The euro zone has not agreed a deal on financial support for heavily indebted Greece, but technical work is continuing and the Commission stands ready to act if need be, a spokesman said today.
Asked whether the 16 euro zone members had reached a deal on financial support for Greece, European Commission spokesman Jonathan Todd said: "The Commission stands ready to act if necessary. Technical work is ongoing and has not yet been concluded.
All the rest is speculation." Britain's Guardian newspaper on Saturday quoted an unnamed senior European Commission official saying euro zone members had agreed on "coordinated bilateral contributions" in the form of loans or loan guarantees if Greece asks the EU for help.
In its report, the Guardian claimed the 16 euro zone members had agreed on "co-ordinated bilateral contributions" in the form of loans or loan guarantees to Greece if Athens is unable to refinance its debts and asks the European Union for help.

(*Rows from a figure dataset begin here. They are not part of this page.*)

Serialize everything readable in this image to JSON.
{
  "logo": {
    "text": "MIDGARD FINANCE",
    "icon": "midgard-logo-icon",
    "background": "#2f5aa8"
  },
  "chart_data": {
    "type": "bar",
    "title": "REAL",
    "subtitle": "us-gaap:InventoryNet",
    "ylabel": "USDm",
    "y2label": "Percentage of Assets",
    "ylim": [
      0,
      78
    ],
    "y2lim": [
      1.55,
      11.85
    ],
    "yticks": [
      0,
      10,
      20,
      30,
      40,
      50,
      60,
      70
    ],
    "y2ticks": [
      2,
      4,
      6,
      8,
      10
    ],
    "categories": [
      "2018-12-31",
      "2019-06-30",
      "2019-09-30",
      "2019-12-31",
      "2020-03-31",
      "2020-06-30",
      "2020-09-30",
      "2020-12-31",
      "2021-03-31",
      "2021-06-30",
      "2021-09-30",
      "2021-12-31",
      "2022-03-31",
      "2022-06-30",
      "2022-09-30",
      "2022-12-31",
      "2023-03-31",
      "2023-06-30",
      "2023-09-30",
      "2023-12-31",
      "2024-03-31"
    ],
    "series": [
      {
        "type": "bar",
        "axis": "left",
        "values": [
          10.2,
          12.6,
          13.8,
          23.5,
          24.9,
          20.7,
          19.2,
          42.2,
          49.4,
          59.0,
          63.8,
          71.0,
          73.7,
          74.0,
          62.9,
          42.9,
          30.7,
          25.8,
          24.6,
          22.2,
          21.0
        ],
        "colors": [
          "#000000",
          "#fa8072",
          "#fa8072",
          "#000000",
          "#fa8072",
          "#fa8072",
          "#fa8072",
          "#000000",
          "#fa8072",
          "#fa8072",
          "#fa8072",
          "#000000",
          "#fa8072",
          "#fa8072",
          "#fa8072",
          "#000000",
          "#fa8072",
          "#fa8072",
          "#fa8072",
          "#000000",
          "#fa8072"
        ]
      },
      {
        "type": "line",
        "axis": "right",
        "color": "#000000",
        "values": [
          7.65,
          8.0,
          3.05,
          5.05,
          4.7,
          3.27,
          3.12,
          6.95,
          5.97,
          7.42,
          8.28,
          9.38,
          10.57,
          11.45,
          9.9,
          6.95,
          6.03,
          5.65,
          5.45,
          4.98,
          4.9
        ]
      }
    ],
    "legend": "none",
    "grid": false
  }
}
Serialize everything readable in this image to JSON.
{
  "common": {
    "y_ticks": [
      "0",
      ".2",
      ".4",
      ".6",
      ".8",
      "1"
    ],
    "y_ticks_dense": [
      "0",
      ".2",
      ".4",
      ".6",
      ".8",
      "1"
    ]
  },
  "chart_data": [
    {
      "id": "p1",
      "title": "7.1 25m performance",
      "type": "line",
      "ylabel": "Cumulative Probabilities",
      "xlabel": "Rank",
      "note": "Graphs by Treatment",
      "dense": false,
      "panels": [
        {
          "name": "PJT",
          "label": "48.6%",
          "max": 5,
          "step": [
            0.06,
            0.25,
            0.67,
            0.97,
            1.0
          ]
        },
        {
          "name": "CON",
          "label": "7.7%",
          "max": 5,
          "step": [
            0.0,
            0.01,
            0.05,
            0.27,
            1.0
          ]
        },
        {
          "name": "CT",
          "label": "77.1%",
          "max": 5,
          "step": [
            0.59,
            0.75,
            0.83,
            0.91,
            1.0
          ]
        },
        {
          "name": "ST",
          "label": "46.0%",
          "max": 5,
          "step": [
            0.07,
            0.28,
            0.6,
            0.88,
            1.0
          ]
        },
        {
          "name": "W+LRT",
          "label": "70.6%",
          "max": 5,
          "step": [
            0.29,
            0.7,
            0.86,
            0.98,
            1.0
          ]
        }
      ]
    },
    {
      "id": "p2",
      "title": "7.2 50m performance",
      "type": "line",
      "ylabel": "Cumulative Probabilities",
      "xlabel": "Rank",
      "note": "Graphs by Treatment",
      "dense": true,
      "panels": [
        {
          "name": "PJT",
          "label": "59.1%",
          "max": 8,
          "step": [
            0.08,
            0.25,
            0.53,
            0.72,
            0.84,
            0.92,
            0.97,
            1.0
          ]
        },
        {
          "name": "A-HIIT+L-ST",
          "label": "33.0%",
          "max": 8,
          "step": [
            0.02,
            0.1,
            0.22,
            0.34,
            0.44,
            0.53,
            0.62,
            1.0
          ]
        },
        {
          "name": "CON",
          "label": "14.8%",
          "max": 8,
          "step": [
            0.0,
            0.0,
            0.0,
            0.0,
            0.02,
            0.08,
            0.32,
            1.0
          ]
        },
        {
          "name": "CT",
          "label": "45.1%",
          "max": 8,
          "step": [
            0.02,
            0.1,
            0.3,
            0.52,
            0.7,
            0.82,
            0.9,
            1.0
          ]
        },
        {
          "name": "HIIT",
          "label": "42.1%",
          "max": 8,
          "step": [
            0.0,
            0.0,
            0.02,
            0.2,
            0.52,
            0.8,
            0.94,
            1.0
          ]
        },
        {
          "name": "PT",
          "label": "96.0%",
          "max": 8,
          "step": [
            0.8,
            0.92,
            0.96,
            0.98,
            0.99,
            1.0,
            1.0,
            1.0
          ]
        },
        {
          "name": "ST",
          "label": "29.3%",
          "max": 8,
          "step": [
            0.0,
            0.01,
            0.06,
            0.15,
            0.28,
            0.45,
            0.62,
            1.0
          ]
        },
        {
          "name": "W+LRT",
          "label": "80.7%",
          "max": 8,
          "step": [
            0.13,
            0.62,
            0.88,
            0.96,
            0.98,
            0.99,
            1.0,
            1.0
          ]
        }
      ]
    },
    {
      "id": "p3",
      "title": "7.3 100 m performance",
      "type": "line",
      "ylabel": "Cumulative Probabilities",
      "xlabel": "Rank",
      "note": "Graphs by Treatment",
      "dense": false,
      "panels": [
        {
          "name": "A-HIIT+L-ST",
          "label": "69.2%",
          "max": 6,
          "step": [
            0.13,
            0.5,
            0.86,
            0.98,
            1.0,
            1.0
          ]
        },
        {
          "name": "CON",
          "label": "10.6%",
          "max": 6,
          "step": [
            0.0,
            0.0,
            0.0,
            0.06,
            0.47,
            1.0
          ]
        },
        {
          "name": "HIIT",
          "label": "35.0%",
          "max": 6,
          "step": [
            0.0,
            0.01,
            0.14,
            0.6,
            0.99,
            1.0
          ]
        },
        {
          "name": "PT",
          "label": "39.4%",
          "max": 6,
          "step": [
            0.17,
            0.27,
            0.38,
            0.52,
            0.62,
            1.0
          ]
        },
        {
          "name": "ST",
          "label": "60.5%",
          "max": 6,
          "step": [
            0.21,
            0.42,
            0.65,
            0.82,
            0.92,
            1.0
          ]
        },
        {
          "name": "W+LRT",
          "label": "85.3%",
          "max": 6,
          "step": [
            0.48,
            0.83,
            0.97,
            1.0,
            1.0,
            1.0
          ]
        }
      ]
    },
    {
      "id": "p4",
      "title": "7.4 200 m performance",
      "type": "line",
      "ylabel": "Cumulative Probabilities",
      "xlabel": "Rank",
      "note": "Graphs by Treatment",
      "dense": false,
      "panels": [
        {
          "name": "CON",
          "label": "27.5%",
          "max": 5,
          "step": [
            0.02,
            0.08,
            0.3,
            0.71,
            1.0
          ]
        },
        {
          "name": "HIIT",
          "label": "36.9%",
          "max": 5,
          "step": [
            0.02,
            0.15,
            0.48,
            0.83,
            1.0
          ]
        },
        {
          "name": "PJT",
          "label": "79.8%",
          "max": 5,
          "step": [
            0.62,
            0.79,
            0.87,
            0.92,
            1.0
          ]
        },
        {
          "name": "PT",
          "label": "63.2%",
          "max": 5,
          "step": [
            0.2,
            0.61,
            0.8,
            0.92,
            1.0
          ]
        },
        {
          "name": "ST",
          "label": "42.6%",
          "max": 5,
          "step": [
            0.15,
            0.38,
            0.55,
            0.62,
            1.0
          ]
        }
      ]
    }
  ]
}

The agreement was reached despite strong resistance by Germany, and Berlin has played the pivotal role in organising the deal, the paper quoted other sources as saying.
Euro zone finance ministers will finalise the package on Monday, the paper said.
The aid to be made available by the bailout could reach €25 billion, the paper quoted its sources as saying. Greece's borrowing needs for the whole of 2010 total €53.2 billion.
Greece, labouring under a crippling debt burden, announced a €4.8 billion package of austerity measures last week designed to reduce its budget deficit to 8.7 per cent of GDP this year from 12.7 per cent in 2009.
It has been paying a high premium over benchmark European bonds to raise funds, the yield spread of 10-year Greek government paper over bunds topping 400 basis points in January.
The bailout "will be a coordinated approach of bilateral contributions . . . a bilateral contribution can be a loan or a loan guarantee. The guarantees will facilitate the kind of funds potentially needed in this context," the paper quoted the senior commission official as saying.
The agreement has been tailored to avoid breaking the ban, in the rules governing the operation of the euro currency, on a bailout for a country on the brink of bankruptcy, and to avoid a challenge by Germany's supreme court, the official addded.